Perhaps they found me. Maybe we were drawn together like drops of water on the same flower petal. Maybe we had always been together, pieces of a whole whose connection reached back farther than memory. Perhaps there was no finding involved, just a recognition from one soul to another. Whatever the case, if my home could be called heaven, it wasn’t because it was flawlessly beautiful, devoid of want and fear, or even peopled with those who honestly seek to help and serve everyone around them. It was because of my friends.

I don’t know how long our connection lasted. It must have been forever in a place where time was meaningless. We learned together, grew together, laughed together. They stretched my intellect and challenged all my capacities. They knew how to make me smile and could sense when I was afraid. Every step of progress we made was a team effort. We climbed on each other’s backs in a human pyramid to make it from one level to the next, and then those on top would reach down, lifting each dear friend until we all landed on a higher plane of understanding and existence.

No one was excluded from this group; it didn’t work like that in my world. There weren’t cliques or any sort of stratification of people. We just each found those around us who seemed to be pieces of the same whole, and while we loved everyone, not every cog fit together as perfectly as I did with my friends.

When the announcement that we had all been waiting for finally came, my friends and I added our voices to the deafening shouts of joy. We were finally ready. We’d reached the point in our eternal progression where we simply could go no further in the world we inhabited. We would fall to the telestial world. That might sound like a step backward from your perspective, but we knew it for what it was: a chance to become something more, something better. To someone observing a caterpillar, the quiet, dark solitude of a cocoon has to seem like a step backward from the warm sunlight, but the caterpillar builds his own prison, knowing he will emerge from it something much better than what he was when he entered.

Despite being constantly in the company of love and encouragement, the wait for our turn to fall seemed interminable. We discussed every possible trial and imagined what it would be like when we finally passed through the veil. In all this discussion, serious and full of levity, we never once worried about being apart.
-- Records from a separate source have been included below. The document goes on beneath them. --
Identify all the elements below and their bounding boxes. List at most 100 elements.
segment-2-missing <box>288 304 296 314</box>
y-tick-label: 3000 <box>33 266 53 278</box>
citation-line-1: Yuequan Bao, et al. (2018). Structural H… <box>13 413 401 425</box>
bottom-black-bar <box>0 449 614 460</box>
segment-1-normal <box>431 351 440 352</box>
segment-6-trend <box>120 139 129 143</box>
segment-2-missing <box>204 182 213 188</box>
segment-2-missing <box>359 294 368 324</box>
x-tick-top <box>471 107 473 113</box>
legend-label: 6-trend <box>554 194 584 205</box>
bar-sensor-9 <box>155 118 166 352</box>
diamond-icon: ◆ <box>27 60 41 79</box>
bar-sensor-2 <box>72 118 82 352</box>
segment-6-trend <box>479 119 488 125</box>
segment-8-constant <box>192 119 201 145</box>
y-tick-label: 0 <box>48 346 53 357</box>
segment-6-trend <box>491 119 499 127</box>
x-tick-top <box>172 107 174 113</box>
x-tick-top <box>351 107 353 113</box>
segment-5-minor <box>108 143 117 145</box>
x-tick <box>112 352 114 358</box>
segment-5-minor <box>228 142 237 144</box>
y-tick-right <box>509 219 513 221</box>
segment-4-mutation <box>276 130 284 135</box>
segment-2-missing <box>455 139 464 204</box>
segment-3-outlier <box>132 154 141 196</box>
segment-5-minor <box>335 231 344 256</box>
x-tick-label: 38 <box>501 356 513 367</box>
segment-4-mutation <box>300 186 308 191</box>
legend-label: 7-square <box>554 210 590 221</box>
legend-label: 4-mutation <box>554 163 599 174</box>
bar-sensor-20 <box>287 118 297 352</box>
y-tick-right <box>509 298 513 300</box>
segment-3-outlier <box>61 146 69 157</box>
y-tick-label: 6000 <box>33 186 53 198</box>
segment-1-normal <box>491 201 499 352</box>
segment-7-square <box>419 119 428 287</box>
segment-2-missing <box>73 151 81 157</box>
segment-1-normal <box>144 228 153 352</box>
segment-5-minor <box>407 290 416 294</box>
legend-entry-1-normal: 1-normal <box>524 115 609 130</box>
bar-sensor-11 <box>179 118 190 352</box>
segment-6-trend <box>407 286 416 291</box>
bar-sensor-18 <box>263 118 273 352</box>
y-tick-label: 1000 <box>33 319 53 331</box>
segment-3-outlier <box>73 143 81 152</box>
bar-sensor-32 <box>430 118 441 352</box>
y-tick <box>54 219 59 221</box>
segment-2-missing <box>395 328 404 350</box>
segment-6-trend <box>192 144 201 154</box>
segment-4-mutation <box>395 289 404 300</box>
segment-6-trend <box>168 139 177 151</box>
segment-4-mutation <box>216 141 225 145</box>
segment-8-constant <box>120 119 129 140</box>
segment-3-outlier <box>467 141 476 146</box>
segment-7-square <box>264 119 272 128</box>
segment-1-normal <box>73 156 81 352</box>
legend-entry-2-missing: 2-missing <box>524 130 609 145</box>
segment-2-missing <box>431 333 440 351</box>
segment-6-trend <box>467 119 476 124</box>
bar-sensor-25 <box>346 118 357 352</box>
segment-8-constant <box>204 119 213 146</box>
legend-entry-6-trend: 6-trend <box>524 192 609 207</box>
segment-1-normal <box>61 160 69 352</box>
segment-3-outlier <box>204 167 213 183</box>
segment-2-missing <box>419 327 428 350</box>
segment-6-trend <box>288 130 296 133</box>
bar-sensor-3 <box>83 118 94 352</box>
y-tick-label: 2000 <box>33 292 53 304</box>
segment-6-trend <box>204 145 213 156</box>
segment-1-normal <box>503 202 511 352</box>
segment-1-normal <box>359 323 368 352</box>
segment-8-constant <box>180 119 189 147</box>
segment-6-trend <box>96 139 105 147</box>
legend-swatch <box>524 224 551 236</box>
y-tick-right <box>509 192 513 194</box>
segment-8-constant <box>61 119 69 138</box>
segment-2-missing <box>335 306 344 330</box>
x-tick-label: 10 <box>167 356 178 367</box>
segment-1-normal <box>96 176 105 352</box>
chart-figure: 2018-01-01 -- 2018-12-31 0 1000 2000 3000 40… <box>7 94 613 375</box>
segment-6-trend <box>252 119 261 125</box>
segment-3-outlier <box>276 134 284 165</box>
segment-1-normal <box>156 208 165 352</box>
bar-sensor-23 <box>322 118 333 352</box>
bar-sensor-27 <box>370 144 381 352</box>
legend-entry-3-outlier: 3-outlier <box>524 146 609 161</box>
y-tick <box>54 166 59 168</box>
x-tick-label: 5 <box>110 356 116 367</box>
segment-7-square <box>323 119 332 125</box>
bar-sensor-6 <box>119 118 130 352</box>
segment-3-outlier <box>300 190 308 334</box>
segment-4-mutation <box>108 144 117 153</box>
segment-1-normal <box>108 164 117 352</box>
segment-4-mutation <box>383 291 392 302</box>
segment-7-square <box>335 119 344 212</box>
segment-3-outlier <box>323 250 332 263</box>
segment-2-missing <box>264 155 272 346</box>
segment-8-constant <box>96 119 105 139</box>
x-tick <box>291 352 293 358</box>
It didn’t matter that we would be potentially spread across an endless world, each drowning in a sea of people struggling to find their way. We didn’t know how or when we had found each other before, but we were certain that we could do it again. It would be a natural process, and we would learn it in a similar manner as we would breathing or walking. We had discussed every single possible trial in our eternity together, but never that. The concept was too foreign, too unthinkable, like being told you will wake up tomorrow and have forgotten how to blink.

Just when I had told myself, for the hundredth time, to stop listening for my call, it finally came. The voice spoke softly that it was time to go, igniting flutters of nerves and fires of anticipation uncomfortably inside my soul. Immediately I turned to my friends and shouted, “It’s time for us to go!”
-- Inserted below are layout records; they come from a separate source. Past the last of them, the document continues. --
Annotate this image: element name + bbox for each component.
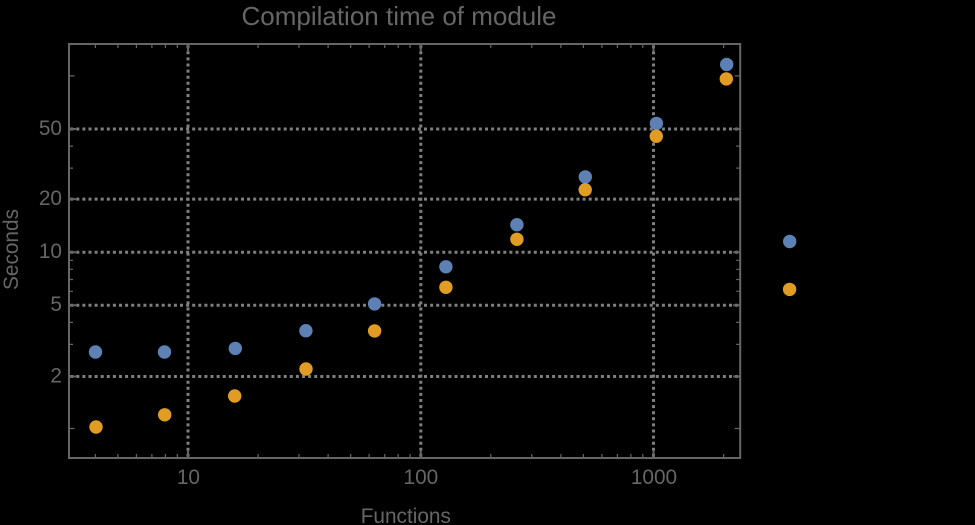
svg-text:10: 10 xyxy=(39,240,62,263)
svg-text:20: 20 xyxy=(39,187,62,210)
svg-text:10: 10 xyxy=(177,466,200,489)
svg-text:Seconds: Seconds xyxy=(0,209,23,290)
svg-text:50: 50 xyxy=(39,117,62,140)
svg-text:Compilation time of module: Compilation time of module xyxy=(241,1,556,31)
svg-text:5: 5 xyxy=(50,293,62,316)
svg-text:1000: 1000 xyxy=(631,466,677,489)
svg-text:Functions: Functions xyxy=(361,505,451,525)
svg-text:2: 2 xyxy=(50,364,62,387)
svg-text:100: 100 xyxy=(404,466,439,489)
But the voice came again, softly but firmly, “Not them, just yet. I’m sending you first.”

My heart fell, gripped by terror at a thought I’d never considered. Of course we would go together. We needed each other. How could we pass the test to come without the guidance, advice and encouragement we had always shared between us.

“No!” I shouted, choking back tears, “I just can’t do it alone. I’ll wander the Earth searching for them.”

The voice stayed silent and I felt his calm as he breathed out comfort and strength.

Then without warning, I started to fade. My mind went groggy and quiet.

But in desperation I tried one more time. I thought, “You taught us that we're interconnected. I’ve never been on my own.”

As all went black, I heard one more thought, “They’re coming, my daughter, but you must go first. You will be their mother."



What if the reason we feel instantly connected to a new child isn't because of biology, but because we recognize a soul we already knew and loved.